Arguments for endothelialitis and endothelial dysfunction were the pain symptoms (endothelialitis causes eye pain, photophobia, perivascular edema, and visual disturbances), capillary microscopy of the nails showing microbleeds, dilatation, increased capillary branching, and abnormal laser perfusion measurement. Endothelialitis is one of the pathophysiological explanations for SC2V-associated thrombosis [19].
It remains speculative which of the abnormal findings in instrumental examinations were already present before vaccination and thus have other causes. However, since the patient was healthy before SC2V and the spondylarthritis has been inactive for 10 years, it is very likely that the clinical presentation and the abnormal instrumental findings are due to SC2V. Spondylarthritis has not been reported in association with anti-recoverin antibodies.
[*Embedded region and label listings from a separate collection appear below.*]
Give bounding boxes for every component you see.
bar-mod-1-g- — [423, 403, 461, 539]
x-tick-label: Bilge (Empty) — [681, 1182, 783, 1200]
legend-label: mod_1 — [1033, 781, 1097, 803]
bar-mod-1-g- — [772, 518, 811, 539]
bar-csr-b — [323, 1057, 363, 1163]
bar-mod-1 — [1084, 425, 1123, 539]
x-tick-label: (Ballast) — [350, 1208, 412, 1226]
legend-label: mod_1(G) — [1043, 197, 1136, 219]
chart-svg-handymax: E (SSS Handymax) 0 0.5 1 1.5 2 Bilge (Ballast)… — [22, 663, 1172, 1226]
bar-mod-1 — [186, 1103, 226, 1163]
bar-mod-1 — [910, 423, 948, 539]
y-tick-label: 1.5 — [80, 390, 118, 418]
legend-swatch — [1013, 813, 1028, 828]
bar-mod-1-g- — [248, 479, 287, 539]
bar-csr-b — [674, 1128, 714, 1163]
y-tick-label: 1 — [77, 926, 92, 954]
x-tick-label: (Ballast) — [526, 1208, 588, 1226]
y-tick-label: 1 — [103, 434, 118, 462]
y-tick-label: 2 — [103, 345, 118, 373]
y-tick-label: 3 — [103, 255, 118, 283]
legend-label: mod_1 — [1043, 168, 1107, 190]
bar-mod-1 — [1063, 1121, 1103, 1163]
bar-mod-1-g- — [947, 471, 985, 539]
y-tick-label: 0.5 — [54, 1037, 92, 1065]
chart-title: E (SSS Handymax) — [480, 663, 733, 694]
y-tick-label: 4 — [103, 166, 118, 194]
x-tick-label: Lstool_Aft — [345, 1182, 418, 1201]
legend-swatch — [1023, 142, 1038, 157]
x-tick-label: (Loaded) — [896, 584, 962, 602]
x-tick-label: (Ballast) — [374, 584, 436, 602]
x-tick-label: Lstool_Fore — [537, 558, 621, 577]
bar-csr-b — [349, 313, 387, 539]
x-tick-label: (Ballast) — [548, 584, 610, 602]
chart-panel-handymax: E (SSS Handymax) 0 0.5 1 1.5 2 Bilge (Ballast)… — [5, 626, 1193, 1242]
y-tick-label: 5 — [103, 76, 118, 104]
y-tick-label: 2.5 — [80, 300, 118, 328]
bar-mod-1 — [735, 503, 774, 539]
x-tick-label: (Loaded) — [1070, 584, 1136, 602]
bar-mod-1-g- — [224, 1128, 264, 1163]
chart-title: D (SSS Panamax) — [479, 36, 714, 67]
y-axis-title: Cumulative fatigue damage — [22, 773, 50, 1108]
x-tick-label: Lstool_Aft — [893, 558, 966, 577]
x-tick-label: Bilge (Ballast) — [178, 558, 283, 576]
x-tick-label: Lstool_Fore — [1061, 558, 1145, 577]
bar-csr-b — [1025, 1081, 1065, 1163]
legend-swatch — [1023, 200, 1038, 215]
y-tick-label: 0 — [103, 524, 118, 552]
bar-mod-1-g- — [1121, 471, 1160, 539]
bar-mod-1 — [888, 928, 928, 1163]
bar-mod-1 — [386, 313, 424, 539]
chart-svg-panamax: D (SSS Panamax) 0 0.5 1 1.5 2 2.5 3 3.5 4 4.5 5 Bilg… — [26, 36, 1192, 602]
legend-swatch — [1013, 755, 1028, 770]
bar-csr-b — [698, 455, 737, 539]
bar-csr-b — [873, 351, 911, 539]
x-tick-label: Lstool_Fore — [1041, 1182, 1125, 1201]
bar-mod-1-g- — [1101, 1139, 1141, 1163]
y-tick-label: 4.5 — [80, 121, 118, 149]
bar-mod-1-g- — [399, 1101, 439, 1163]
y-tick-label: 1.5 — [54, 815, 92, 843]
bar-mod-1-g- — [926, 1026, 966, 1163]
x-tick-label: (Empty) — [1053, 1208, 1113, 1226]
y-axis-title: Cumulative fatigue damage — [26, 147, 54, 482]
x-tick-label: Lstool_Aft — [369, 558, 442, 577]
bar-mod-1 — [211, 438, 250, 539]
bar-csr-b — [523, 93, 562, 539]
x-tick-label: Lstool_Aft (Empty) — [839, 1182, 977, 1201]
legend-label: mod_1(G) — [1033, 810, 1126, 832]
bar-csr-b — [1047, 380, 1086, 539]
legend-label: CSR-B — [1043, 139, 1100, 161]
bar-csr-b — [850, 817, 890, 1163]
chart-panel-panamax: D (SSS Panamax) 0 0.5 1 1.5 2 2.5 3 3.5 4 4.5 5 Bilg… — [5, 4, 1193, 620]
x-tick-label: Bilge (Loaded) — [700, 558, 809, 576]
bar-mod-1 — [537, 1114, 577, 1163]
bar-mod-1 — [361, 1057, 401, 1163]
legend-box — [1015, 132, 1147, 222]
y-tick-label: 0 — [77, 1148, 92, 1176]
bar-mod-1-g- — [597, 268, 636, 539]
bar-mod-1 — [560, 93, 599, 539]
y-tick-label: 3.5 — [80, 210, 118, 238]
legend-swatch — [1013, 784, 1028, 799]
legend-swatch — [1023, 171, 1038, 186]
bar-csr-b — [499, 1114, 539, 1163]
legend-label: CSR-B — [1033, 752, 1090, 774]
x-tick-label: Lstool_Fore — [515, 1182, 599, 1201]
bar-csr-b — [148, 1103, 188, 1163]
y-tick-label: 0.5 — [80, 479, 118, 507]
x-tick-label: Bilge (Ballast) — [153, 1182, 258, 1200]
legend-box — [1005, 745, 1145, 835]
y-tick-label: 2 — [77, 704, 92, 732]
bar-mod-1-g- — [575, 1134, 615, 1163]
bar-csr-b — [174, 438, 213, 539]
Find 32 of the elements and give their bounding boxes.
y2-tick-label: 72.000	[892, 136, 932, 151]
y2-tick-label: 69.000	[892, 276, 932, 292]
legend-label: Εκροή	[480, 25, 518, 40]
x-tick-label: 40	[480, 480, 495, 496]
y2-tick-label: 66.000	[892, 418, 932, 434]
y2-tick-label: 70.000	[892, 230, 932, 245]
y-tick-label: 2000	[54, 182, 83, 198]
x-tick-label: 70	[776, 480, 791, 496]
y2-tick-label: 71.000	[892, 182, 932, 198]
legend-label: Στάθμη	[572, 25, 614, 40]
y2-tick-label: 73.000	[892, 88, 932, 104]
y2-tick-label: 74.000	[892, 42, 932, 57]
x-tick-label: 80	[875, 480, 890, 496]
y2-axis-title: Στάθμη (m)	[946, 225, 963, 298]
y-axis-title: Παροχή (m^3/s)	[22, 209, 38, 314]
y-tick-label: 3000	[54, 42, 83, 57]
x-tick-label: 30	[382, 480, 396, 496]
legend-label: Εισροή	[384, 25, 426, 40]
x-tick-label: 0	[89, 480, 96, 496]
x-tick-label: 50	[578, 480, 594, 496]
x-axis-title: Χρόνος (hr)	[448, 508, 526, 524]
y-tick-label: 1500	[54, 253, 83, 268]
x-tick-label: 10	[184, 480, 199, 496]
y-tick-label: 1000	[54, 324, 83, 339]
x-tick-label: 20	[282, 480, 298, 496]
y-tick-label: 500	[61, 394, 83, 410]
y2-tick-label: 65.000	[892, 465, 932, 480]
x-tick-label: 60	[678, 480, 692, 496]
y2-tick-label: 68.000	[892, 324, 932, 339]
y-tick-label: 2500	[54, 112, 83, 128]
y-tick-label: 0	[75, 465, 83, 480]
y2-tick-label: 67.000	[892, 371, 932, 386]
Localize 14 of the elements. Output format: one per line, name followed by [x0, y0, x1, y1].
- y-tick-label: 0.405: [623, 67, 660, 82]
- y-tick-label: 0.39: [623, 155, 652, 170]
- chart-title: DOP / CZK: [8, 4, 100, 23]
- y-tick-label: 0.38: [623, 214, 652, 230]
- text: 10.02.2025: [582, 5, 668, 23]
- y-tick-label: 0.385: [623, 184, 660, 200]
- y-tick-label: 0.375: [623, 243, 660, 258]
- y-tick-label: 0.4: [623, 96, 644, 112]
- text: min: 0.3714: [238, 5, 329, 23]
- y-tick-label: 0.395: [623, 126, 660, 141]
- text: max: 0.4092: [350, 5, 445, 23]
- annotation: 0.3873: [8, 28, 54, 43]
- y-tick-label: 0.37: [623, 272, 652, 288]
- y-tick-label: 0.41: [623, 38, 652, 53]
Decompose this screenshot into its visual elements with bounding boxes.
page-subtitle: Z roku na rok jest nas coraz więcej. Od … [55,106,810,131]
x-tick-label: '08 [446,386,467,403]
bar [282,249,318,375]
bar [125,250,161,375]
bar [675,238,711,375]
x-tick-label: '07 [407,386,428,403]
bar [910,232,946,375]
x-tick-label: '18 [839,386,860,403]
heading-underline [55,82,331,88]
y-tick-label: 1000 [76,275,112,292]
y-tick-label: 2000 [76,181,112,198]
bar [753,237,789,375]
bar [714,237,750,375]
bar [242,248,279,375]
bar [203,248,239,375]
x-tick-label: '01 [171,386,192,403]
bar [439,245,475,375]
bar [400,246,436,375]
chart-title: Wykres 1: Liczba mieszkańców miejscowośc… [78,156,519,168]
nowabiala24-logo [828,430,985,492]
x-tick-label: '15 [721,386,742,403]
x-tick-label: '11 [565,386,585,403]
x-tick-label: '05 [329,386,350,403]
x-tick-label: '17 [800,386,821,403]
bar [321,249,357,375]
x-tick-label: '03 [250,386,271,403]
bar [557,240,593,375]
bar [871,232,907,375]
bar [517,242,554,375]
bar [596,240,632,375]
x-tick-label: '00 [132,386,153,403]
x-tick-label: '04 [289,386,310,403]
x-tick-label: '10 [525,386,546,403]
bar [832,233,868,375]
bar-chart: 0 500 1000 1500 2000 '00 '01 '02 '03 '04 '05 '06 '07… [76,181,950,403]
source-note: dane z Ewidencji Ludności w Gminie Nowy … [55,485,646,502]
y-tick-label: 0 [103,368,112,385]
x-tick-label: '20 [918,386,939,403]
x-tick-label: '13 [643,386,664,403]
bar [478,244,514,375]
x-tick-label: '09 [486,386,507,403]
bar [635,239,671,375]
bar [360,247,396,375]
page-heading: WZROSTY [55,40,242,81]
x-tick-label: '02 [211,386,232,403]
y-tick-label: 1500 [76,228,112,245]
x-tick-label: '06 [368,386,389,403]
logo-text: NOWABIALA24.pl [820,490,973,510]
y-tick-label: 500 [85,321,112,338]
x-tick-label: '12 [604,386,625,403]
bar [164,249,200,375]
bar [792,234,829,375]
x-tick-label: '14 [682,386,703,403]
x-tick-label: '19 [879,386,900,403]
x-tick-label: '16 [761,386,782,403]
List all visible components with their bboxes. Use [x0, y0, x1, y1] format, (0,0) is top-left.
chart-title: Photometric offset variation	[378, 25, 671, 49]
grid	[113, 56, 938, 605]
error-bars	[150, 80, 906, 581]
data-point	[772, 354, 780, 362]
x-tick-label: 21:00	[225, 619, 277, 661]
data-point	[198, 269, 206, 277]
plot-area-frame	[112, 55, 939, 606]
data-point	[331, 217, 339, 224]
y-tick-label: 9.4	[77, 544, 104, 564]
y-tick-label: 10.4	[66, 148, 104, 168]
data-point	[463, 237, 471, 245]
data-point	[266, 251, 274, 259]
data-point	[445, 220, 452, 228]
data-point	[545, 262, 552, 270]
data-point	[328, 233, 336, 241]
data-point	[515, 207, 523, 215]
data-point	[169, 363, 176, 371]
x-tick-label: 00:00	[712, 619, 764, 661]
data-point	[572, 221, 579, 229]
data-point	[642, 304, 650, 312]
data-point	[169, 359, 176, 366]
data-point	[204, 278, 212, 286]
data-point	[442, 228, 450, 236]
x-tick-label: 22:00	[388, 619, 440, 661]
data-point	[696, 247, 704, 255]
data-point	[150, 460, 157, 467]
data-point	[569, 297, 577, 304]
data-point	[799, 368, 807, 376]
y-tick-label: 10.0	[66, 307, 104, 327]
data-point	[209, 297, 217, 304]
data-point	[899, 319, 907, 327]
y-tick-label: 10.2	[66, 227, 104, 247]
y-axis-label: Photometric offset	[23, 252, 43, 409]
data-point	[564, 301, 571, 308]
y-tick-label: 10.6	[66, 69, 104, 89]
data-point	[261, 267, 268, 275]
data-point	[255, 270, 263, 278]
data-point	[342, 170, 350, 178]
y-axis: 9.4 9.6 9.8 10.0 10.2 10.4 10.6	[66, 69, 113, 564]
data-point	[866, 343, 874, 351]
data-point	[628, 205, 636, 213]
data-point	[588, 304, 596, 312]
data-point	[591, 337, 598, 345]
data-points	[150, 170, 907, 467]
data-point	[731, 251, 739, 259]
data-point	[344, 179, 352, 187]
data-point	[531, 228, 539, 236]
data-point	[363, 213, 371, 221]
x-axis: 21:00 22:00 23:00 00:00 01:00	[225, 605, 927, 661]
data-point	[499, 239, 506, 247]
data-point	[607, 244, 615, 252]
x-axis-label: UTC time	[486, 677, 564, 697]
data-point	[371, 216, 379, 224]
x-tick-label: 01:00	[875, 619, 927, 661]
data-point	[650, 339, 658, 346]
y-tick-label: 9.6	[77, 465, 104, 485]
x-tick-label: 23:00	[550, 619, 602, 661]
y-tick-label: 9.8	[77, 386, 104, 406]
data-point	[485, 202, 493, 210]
However, there is evidence that side effects of SC2V occur more frequently in patients with an immunological history than without [20].
Limitations of the study are that the investigation of ACVS and PACVS was delayed, the causal relationship between SC2V and the patients' complaints has still not been fully proven, and that therapies were often only carried out half-heartedly and delayed.

Conclusions

Conclusions
This case shows that acute and post-acute side effects can occur after SC2V with BNT162b2, which manifest themselves in cerebral (encephalopathy), ocular (retinopathy), and peripheral nerve disease (SFN), among others. These clinical manifestations may be triggered by an exaggerated immune response to SC2V, manifesting as hyperimmunoglobulinemia, elevated interleukins, TH1/TH2 shift, and BBB leakage. Although the pandemic is over, the long-term consequences of SC2V in the form of PACVS remain, which should not be neglected and should be treated accordingly in a timely manner. Future studies on the pathophysiology of PACVS are needed.